From Latin to Arabic and Back Again

Leen Sadder, from Beirut, Lebanon, took part in the Summer 2010 SVA Masters Workshop in Venice and Rome. Her Venice project for Louise Fili’s type guidebook class involved the translation of Italian signs into Arabic. I asked her why:

I was inspired by the hand-lettered signs I kept seeing all over Venice and wanted to really get into the details of the lettering and put myself in place of the sign painter. It was sort of like a puzzle; I would have to figure out how the sign had originally been made and apply the technique to the Arabic letters. The exercise forced me to look at every detail and mimic it while maintaining the legibility of the language.

The main difficulty faced in creating the adaptations was figuring out how to apply a very Latin technique of sign painting to the Arabic letters, as well as making sure not to compromise legibility for form. I ended up choosing to use transliterations of the words instead of translations in order to really focus on the form and not the meaning of the lettering.

I think the fluid and flexible nature of the Arabic letters lends itself to more experimentation than we have seen lately. While lettering and sign painting is making a huge comeback in Latin-based typography, Arabic typography today seems to be more focused on the calligraphic qualities rather than the decorative or ornamental, and I feel that there is lots of room for experimentation in that realm.

For more on the Masters Workshop go here and see video here.

(See the Nightly Heller on Sonia Delaunay here.)

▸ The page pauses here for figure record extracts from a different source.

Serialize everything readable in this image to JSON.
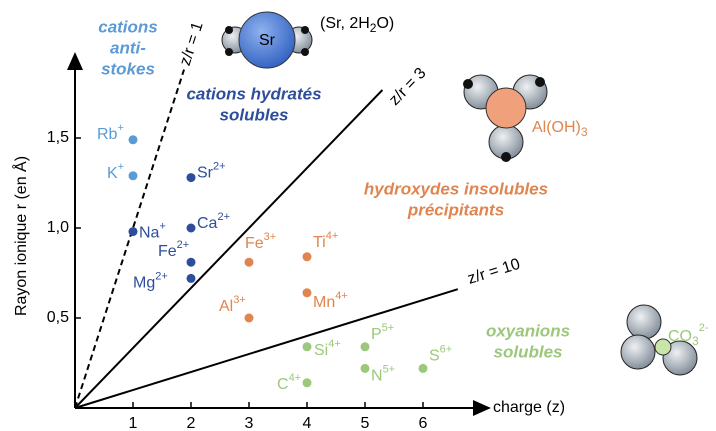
{
  "chart_data": {
    "type": "scatter",
    "x_label": "charge (z)",
    "y_label": "Rayon ionique r (en Å)",
    "xlim": [
      0,
      7
    ],
    "ylim": [
      0,
      1.9
    ],
    "xticks": [
      1,
      2,
      3,
      4,
      5,
      6
    ],
    "yticks": [
      {
        "value": 0.5,
        "label": "0,5"
      },
      {
        "value": 1.0,
        "label": "1,0"
      },
      {
        "value": 1.5,
        "label": "1,5"
      }
    ],
    "ratio_lines": [
      {
        "ratio": 1,
        "label": "z/r = 1",
        "dashed": true
      },
      {
        "ratio": 3,
        "label": "z/r = 3",
        "dashed": false
      },
      {
        "ratio": 10,
        "label": "z/r = 10",
        "dashed": false
      }
    ],
    "points": [
      {
        "ion": "Rb",
        "charge": "+",
        "z": 1,
        "r": 1.49,
        "color": "#5b9bd5"
      },
      {
        "ion": "K",
        "charge": "+",
        "z": 1,
        "r": 1.29,
        "color": "#5b9bd5"
      },
      {
        "ion": "Na",
        "charge": "+",
        "z": 1,
        "r": 0.98,
        "color": "#2e4e9b"
      },
      {
        "ion": "Sr",
        "charge": "2+",
        "z": 2,
        "r": 1.28,
        "color": "#2e4e9b"
      },
      {
        "ion": "Ca",
        "charge": "2+",
        "z": 2,
        "r": 1.0,
        "color": "#2e4e9b"
      },
      {
        "ion": "Fe",
        "charge": "2+",
        "z": 2,
        "r": 0.81,
        "color": "#2e4e9b"
      },
      {
        "ion": "Mg",
        "charge": "2+",
        "z": 2,
        "r": 0.72,
        "color": "#2e4e9b"
      },
      {
        "ion": "Fe",
        "charge": "3+",
        "z": 3,
        "r": 0.81,
        "color": "#e0854f"
      },
      {
        "ion": "Ti",
        "charge": "4+",
        "z": 4,
        "r": 0.84,
        "color": "#e0854f"
      },
      {
        "ion": "Al",
        "charge": "3+",
        "z": 3,
        "r": 0.5,
        "color": "#e0854f"
      },
      {
        "ion": "Mn",
        "charge": "4+",
        "z": 4,
        "r": 0.64,
        "color": "#e0854f"
      },
      {
        "ion": "Si",
        "charge": "4+",
        "z": 4,
        "r": 0.34,
        "color": "#9bc87a"
      },
      {
        "ion": "C",
        "charge": "4+",
        "z": 4,
        "r": 0.14,
        "color": "#9bc87a"
      },
      {
        "ion": "P",
        "charge": "5+",
        "z": 5,
        "r": 0.34,
        "color": "#9bc87a"
      },
      {
        "ion": "N",
        "charge": "5+",
        "z": 5,
        "r": 0.22,
        "color": "#9bc87a"
      },
      {
        "ion": "S",
        "charge": "6+",
        "z": 6,
        "r": 0.22,
        "color": "#9bc87a"
      }
    ],
    "regions": [
      {
        "lines": [
          "cations",
          "anti-",
          "stokes"
        ],
        "color": "#5b9bd5"
      },
      {
        "lines": [
          "cations hydratés",
          "solubles"
        ],
        "color": "#2e4e9b"
      },
      {
        "lines": [
          "hydroxydes insolubles",
          "précipitants"
        ],
        "color": "#e0854f"
      },
      {
        "lines": [
          "oxyanions",
          "solubles"
        ],
        "color": "#9bc87a"
      }
    ],
    "molecules": {
      "sr": {
        "center": "Sr",
        "formula": [
          "(Sr, 2H",
          "2",
          "O)"
        ]
      },
      "al": {
        "formula": [
          "Al(OH)",
          "3"
        ]
      },
      "co3": {
        "formula": [
          "CO",
          "3",
          "2-"
        ]
      }
    }
  }
}
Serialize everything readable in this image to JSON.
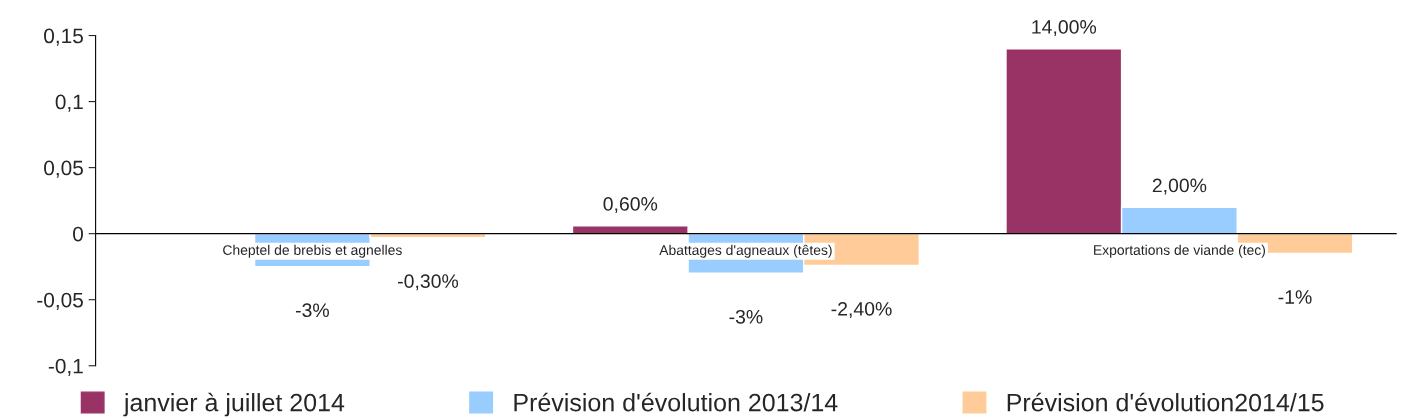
{
  "chart_data": {
    "type": "bar",
    "categories": [
      "Cheptel de brebis et agnelles",
      "Abattages d'agneaux (têtes)",
      "Exportations de viande (tec)"
    ],
    "series": [
      {
        "name": "janvier à juillet 2014",
        "color": "#993366",
        "values": [
          null,
          0.006,
          0.14
        ],
        "value_labels": [
          null,
          "0,60%",
          "14,00%"
        ]
      },
      {
        "name": "Prévision d'évolution 2013/14",
        "color": "#99ccff",
        "values": [
          -0.025,
          -0.03,
          0.02
        ],
        "value_labels": [
          "-3%",
          "-3%",
          "2,00%"
        ]
      },
      {
        "name": "Prévision d'évolution2014/15",
        "color": "#ffcc99",
        "values": [
          -0.003,
          -0.024,
          -0.015
        ],
        "value_labels": [
          "-0,30%",
          "-2,40%",
          "-1%"
        ]
      }
    ],
    "ylim": [
      -0.1,
      0.15
    ],
    "yticks": [
      {
        "value": -0.1,
        "label": "-0,1"
      },
      {
        "value": -0.05,
        "label": "-0,05"
      },
      {
        "value": 0,
        "label": "0"
      },
      {
        "value": 0.05,
        "label": "0,05"
      },
      {
        "value": 0.1,
        "label": "0,1"
      },
      {
        "value": 0.15,
        "label": "0,15"
      }
    ],
    "grid": false,
    "legend": "bottom"
  }
}
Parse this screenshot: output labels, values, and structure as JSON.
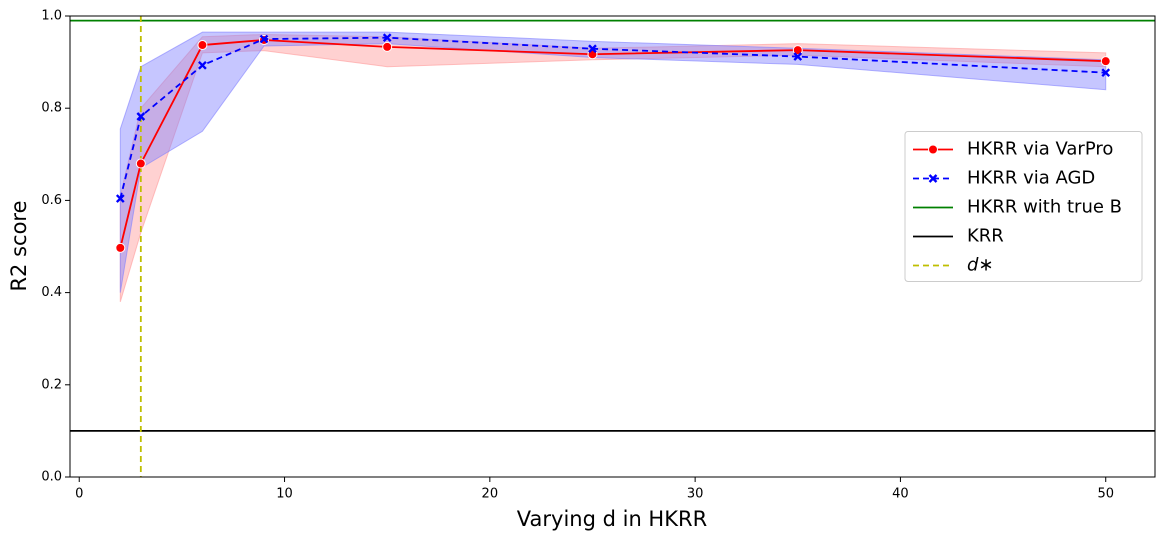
{
  "chart_data": {
    "type": "line",
    "x_label": "Varying d in HKRR",
    "y_label": "R2 score",
    "x": [
      2,
      3,
      6,
      9,
      15,
      25,
      35,
      50
    ],
    "series": [
      {
        "name": "HKRR via VarPro",
        "color": "#ff0000",
        "band_color": "#ff9999",
        "marker": "circle",
        "dash": false,
        "values": [
          0.497,
          0.68,
          0.937,
          0.948,
          0.933,
          0.917,
          0.926,
          0.902
        ],
        "lower": [
          0.38,
          0.53,
          0.92,
          0.925,
          0.89,
          0.905,
          0.915,
          0.89
        ],
        "upper": [
          0.61,
          0.8,
          0.955,
          0.96,
          0.955,
          0.93,
          0.94,
          0.92
        ]
      },
      {
        "name": "HKRR via AGD",
        "color": "#0000ff",
        "band_color": "#8080ff",
        "marker": "x",
        "dash": true,
        "values": [
          0.604,
          0.782,
          0.893,
          0.95,
          0.953,
          0.929,
          0.912,
          0.877
        ],
        "lower": [
          0.4,
          0.67,
          0.75,
          0.935,
          0.94,
          0.91,
          0.895,
          0.84
        ],
        "upper": [
          0.755,
          0.89,
          0.965,
          0.965,
          0.965,
          0.945,
          0.93,
          0.905
        ]
      }
    ],
    "hlines": [
      {
        "name": "HKRR with true B",
        "color": "#008000",
        "value": 0.99
      },
      {
        "name": "KRR",
        "color": "#000000",
        "value": 0.1
      }
    ],
    "vlines": [
      {
        "name": "d∗",
        "color": "#bfbf00",
        "value": 3,
        "dash": true
      }
    ],
    "xlim": [
      -0.45,
      52.4
    ],
    "ylim": [
      0,
      1
    ],
    "xticks": [
      0,
      10,
      20,
      30,
      40,
      50
    ],
    "yticks": [
      {
        "value": 0,
        "label": "0.0"
      },
      {
        "value": 0.2,
        "label": "0.2"
      },
      {
        "value": 0.4,
        "label": "0.4"
      },
      {
        "value": 0.6,
        "label": "0.6"
      },
      {
        "value": 0.8,
        "label": "0.8"
      },
      {
        "value": 1,
        "label": "1.0"
      }
    ],
    "grid": false,
    "legend": "center right"
  }
}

One thought on “From Latin to Arabic and Back Again

  1. Maece Seirafi

    I agree with the fact that there is plenty of room for experimentation when it comes to Arabic hand lettering and ornament. Many successful examples of handlettering are seen in Arabic graffiti on the streets of Gaza and Beirut if they were to be paired with their Latin counterparts.
    It is an interesting challenge to try to create a billingual equilibrium between the two alphabets and maintain a visual and cultural balance between the two. From my experience is that one of the alphabets will falter between a fine line of appearing more aesthetically Arabic or more Latin. But it all depends on what the intent of how and where these two alphabets will live.
    Its very difficult not to look at the calligraphic nature of Arabic and Latin letterforms since it all goes back to penmenship and readability. But finding how the two alphabets work together harmoniously is what interests me as a bilingual designer. I tackled that challenge when trying to create a bilingual Kufic lettering system that would operate as bilingual word ligatures. This was for my MFA thesis at CalArts 2010: I am continuing my explorations of this lettering system and hope to complete this sometime.
    It is an optimistic time to see how simultaneous readability in Arabic and English operates in a multi-cultural space.